Bolton—currently doing the media rounds to promote his new book The Room Where It Happened—has said that Trump might deliver an "October surprise" ahead of the November poll.
Kwon dismissed Bolton as a "meddlesome man" while Choe said the former Trump aide "thoughtlessly voices an intention to mediate the summit, utterly regardless of what we, the dialogue party, would think of it."
Kwon also criticized Moon for his apparent efforts to facilitate another meeting, framing the offer as "nonsensical" and symptomatic of Seoul's "bad habit" of meddling in Northern affairs. "Inter-Korean relations are bound to go further bankrupt as they only talk nonsense," he added.
Trump and Kim have met three times but have so far been unable to reach a deal on denuclearization and sanctions relief. The president has been criticized for the lack of progress and for handing Kim invaluable propaganda victories by meeting with him so publicly. Trump even met the young dictator at the Demilitarized Zone border and stepped onto Northern territory.

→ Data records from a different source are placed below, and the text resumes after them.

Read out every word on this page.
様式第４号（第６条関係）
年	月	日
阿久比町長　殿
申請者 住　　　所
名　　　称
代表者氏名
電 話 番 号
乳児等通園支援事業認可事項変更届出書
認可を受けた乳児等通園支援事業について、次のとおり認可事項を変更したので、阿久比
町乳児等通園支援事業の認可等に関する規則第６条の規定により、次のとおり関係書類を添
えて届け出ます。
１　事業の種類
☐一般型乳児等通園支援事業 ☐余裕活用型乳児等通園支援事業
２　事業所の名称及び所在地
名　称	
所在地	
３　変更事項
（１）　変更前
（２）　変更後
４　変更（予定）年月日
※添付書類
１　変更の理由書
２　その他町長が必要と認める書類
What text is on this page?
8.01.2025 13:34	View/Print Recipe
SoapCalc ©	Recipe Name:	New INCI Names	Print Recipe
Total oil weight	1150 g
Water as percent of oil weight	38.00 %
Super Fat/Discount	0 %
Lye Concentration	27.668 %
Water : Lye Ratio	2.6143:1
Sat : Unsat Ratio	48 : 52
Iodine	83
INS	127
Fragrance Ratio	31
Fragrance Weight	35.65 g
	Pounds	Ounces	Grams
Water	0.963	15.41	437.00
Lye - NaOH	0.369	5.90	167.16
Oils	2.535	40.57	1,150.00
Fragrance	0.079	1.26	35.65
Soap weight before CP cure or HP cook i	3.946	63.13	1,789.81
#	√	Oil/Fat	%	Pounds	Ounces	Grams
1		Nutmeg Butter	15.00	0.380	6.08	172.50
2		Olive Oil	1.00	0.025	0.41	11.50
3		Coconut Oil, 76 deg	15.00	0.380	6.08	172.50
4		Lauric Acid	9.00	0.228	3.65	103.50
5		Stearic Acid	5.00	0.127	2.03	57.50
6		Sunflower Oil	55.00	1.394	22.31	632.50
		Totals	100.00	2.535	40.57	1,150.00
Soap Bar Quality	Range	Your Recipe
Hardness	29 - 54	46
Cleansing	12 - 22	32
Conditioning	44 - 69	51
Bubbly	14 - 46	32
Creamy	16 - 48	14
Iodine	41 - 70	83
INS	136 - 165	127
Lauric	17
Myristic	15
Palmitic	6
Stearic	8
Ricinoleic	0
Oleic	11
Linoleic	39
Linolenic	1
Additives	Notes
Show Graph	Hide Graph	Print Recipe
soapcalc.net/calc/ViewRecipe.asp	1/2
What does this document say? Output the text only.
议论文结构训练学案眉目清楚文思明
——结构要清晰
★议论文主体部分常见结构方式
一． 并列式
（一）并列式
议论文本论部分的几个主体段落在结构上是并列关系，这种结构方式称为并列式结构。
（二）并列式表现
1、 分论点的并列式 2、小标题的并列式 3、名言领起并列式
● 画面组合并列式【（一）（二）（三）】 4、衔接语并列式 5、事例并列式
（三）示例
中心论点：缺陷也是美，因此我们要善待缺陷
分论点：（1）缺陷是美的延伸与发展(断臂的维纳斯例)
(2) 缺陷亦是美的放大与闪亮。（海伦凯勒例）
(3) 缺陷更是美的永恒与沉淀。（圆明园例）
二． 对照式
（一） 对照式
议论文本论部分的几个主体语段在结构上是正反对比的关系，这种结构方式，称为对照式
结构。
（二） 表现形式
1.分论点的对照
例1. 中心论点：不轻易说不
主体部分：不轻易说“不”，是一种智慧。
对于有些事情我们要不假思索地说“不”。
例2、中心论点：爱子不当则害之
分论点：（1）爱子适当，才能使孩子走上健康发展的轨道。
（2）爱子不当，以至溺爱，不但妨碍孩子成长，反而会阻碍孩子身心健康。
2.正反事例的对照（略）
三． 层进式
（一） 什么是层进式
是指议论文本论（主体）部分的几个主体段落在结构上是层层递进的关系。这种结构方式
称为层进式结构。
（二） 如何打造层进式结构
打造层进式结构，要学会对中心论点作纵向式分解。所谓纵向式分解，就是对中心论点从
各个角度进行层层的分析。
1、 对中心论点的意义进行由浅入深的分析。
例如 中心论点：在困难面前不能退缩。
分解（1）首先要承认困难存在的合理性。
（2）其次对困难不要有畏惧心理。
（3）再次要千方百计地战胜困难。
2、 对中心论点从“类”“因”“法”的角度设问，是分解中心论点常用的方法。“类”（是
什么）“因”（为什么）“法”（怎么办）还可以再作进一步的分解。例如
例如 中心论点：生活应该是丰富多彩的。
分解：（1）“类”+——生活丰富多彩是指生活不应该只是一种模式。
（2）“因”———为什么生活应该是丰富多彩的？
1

U.S. Special Representative for North Korea Stephen Biegun will visit South Korea this week—his first trip to the South since December.
Biegun said last week that another Trump-Kim summit was "probably unlikely" before the election, though said the administration remains ready for "engagement between the two sides."
Frustrated with a lack of success, the North has returned to characteristically belligerent rhetoric and regular weapon testing, though has so far maintained its moratorium on nuclear warhead tests and ballistic missile launches.
Kim ratcheted up tensions last month by blowing up an inter-Korean liaison office in the border city of Kaesong. Pyongyang said the demolition was retaliation for propaganda balloons floated into the North by defector groups in the South.
The regime said Moon had not done enough to stop the balloons, although his government has committed to making such launches illegal.